• La Birmanie ouvre une enquête sur les exactions commises contre les Rohingyas

    La Birmanie ouvre une enquête sur les exactions commises contre les Rohingyas

    Le gouvernement d’Aung San Suu Kyi a annoncé le 2 janvier 2017 l’ouverture d’une enquête sur les violences commises par les militaires sur les Rohingyas. Une première pour les autorités birmanes qui niaient jusque-là les exactions commises par l’armée.

    Lundi 2 janvier, le gouvernement birman a annoncé l’ouverture d’une enquête sur les exactions commises par l’armée birmane sur les Rohingyas, minorité musulmane de Birmanie. Cette annonce survient après la diffusion d’une vidéo montrant des militaires frapper avec violence des jeunes hommes de cette communauté.

    C’est une première pour le pays qui, depuis octobre 2016, s’est lancé dans une campagne punitive dans le nord-ouest de la Birmanie en représailles à une attaque de postes frontières qui a causé la mort de neuf policiers. Ces dernières semaines, 50 000 personnes ont fui l’État d’Arakan, où se concentre l’essentiel de l’ethnie apatride musulmane, et qui est interdite d’accès aux journalistes.

    Incendies volontaires et viols collectifs

    Réfugiés au Bangladesh, de nombreux Rohingyas ont fait le récit de violences commises par l’armée contre des villages entiers. Un rapport d’Amnesty International fait état de plus de 1 200 habitations brûlées, de viols collectifs et de l’incarcération de plusieurs centaines d’hommes. Six au moins sont morts en détention, ce qui fait craindre l’usage de torture en prison selon l’ONG.

    Depuis quelques semaines, les pressions se sont multipliées à l’encontre d’Aung San Suu Kyi, prix Nobel de la paix 1991, et de son gouvernement jugé passif, voire « irréfléchi et insensible » selon le commissaire aux droits de l’Homme des Nations unies, Zeid Ra’ad Al Hussein.

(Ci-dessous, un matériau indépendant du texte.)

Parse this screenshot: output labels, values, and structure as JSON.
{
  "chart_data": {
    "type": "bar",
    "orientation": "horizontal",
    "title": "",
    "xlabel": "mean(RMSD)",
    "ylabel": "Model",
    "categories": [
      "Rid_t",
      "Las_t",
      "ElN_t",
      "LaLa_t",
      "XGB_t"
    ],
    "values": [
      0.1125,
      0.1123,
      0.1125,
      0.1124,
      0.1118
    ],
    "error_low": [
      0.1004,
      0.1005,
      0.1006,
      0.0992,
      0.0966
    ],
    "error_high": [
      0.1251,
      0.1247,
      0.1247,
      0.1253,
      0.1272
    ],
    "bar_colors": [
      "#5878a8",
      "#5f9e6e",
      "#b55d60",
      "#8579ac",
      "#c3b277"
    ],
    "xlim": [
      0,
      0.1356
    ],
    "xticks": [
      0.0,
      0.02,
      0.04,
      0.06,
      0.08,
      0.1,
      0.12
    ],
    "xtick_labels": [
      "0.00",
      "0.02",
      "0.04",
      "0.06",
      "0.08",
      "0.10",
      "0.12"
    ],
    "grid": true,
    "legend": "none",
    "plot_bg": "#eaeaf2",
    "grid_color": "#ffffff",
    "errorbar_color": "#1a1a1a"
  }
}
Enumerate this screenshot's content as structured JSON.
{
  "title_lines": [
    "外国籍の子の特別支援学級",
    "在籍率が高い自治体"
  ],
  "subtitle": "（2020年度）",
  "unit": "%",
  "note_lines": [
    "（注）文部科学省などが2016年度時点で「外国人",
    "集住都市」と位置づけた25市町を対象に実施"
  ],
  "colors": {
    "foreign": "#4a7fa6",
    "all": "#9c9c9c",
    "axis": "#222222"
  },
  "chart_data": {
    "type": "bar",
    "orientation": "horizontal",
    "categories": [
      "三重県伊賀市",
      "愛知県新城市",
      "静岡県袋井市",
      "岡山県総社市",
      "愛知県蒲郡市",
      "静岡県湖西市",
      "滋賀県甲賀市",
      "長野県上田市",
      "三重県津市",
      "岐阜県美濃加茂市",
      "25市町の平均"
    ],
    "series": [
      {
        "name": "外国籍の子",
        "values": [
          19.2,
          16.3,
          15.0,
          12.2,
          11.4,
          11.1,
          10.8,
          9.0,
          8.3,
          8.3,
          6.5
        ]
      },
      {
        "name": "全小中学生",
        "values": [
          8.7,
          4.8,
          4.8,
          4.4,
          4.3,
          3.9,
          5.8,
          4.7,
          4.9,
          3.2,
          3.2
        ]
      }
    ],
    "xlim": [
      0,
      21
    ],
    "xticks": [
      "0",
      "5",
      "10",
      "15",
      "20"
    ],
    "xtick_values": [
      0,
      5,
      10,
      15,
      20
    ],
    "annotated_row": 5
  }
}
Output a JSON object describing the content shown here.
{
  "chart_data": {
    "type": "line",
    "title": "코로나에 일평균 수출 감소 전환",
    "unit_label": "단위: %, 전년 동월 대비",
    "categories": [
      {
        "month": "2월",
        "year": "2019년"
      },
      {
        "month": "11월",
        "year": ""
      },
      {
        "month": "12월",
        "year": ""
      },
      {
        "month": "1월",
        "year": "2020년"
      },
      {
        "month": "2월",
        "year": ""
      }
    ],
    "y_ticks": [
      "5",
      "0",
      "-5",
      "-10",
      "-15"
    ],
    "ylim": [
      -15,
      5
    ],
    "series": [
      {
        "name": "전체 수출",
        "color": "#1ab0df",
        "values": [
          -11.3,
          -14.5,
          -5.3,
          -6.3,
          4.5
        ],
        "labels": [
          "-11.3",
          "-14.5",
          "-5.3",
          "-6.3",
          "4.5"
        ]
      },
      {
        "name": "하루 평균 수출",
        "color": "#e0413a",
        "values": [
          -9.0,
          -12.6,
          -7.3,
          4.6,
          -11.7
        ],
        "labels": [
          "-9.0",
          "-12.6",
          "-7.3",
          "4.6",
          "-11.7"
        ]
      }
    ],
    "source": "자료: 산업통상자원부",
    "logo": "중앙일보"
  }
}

    Aung San Suu Kyi pointée du doigt

    Début décembre, la Malaisie et l’Indonésie, partenaires économiques de la Birmanie au sein de l’Association des pays d’Asie du Sud-Est (ASEAN), avaient pris part aux critiques, qualifiant les actions de l’armée birmane de « génocide ».

    Ces deux pays, dont la population est majoritairement musulmane, reçoivent sur leur sol de nombreux membres en fuite de la communauté Rohingya. Ces accusations avaient toujours été réfutées par les autorités birmanes, dont Aung San Suu Kyi, sur qui se concentre l’essentiel des critiques de la communauté internationale.

    Les violences commises contre les Rohingyas ne sont pas récentes. Alors que cette communauté s’était vue octroyer la nationalité birmane en 1948, la junte militaire qui a pris le pouvoir dans les années 1960 en a ensuite fait des apatrides, au nom d’une politique de « birmanisation » et de rejet des minorités ethniques.

    Représentant 5 % de la population birmane, les Rohingyas n’ont pas accès au marché de l’emploi, ni aux soins hospitaliers. Ils sont victimes de violences depuis les affrontements interethniques de 2012 qui les ont opposés aux nationalistes bouddhistes.